UROS 2019 Profile Picture: Hollie SkippThe Joint Diversionary Panel uses a Muti-agency approach to Youth Justice, which utilises information from a myriad of services to inform holistic decision making. The JDP are in place to decide whether a young person is criminalised or given an out of court disposal. The aim of JDP is to divert children and young people away from the Criminal Justice System. Lincolnshire County Council introduced the JDP in 2017 and have commissioned an independent evaluation to assess the impact of diversionary interventions. It was noted that the Joint Diversionary Panel in Lincolnshire had been primarily established following detailed analysis of criminal justice disposals for children and young people.  The analysis had highlighted an inconsistent use of Police cautions against children and young people.  It was therefore highlighted that without significant change in practice, there was a clear potential for increased criminalisation of children in Lincolnshire, especially Looked After Children (LCC, 2017).The research project for UROS endorses a student as producer ethos, therefore it aims to emphasise the role of students as collaborators in the production of knowledge.

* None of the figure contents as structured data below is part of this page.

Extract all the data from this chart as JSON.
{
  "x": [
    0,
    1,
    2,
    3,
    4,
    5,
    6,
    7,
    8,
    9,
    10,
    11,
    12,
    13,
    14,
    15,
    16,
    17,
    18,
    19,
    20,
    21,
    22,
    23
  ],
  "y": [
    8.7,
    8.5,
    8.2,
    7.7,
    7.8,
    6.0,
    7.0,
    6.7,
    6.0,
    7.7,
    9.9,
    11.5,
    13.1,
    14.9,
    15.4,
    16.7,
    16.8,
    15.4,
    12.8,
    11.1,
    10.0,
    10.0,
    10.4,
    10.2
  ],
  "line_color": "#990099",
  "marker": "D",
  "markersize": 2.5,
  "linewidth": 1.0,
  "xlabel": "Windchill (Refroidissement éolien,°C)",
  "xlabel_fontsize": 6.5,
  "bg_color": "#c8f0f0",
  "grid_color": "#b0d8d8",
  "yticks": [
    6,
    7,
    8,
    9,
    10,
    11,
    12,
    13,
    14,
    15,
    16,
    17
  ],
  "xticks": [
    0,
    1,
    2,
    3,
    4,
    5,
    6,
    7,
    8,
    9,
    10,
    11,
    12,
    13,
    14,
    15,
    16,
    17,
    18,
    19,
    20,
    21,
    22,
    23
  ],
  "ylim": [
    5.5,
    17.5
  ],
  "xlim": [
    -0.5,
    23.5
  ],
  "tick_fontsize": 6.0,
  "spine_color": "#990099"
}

Therefore, in order to adopt a student as producer outlook, I have been proactive in my research to find interesting conclusions about victim satisfaction with the JDP. There is a gap in the research, as the JDP differs in each county and it was introduced in 2017, thus since then there has been limited independent evaluations.

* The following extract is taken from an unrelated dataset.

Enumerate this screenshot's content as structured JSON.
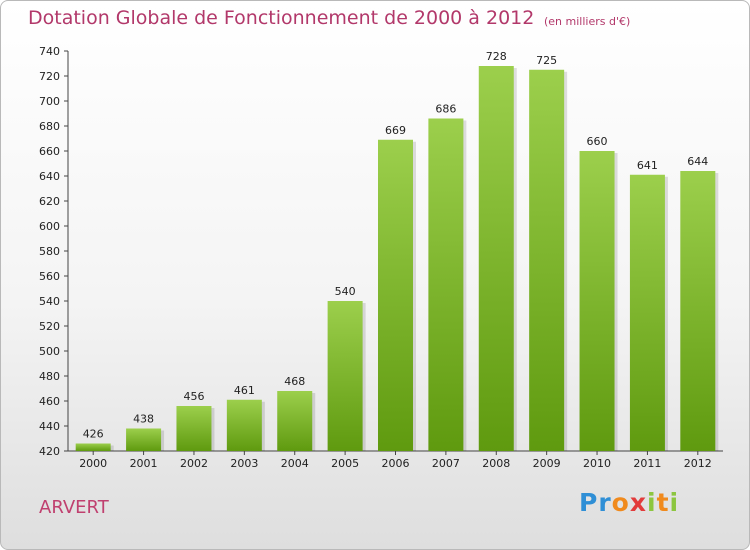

The advantage of working with my supervisor, was that she has a vast knowledge of the University ethics procedures. Whilst, I have a knowledge of the themes which emerge from the British Psychological Societies ethical guidelines and the Economic and Social Research Council. The themes which are transferable include: right to withdraw, debrief, protection from psychological harm, informed consent, etc.

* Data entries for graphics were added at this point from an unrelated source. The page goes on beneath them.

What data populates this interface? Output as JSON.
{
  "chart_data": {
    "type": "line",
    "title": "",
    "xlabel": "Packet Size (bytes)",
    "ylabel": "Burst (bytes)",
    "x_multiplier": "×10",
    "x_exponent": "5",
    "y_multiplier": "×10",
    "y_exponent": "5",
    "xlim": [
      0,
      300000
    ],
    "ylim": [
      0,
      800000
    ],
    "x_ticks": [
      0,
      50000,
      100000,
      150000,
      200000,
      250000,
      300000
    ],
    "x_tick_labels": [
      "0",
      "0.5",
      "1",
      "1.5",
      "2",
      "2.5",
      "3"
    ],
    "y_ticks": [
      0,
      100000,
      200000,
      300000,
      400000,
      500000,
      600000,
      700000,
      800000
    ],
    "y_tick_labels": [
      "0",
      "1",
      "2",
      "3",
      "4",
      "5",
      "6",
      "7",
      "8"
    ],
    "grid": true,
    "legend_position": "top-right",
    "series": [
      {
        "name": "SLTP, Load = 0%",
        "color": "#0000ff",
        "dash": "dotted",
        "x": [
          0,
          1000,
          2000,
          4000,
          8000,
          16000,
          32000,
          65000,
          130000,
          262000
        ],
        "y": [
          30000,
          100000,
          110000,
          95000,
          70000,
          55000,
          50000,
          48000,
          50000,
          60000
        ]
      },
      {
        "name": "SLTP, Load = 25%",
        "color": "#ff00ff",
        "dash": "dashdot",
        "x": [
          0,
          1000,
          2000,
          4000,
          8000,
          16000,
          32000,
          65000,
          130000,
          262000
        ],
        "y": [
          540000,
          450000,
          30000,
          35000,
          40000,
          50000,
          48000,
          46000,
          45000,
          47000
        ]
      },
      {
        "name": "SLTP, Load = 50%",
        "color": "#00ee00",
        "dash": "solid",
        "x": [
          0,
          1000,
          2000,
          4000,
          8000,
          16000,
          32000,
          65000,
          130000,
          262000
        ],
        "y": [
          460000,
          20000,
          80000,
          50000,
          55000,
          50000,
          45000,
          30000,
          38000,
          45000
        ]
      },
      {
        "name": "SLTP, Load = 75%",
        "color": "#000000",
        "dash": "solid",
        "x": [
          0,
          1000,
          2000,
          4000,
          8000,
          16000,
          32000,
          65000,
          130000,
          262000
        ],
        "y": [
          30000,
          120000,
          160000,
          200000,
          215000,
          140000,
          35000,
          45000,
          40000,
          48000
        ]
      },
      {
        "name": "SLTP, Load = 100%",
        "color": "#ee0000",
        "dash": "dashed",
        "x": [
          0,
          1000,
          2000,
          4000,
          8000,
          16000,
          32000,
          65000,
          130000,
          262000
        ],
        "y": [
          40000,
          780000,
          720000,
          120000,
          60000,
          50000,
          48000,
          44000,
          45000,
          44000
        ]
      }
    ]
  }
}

I feel prepared for the future because this research project has given me an array of general and research specific transferable skills. General skills include: following processes such as GDPR; leadership such as ability to take control of an interview and communication such as liaising with my supervisor and the youth offending service staff. Specific skills include: interview technique, survey writing technique, analysis using Excel and N-Vivo. These are the type of skills applicable to many career pathways, but specifically for me to get on to an internship programme with Lincolnshire Police after university, then it equips me with the tools to compete against other graduates for this role.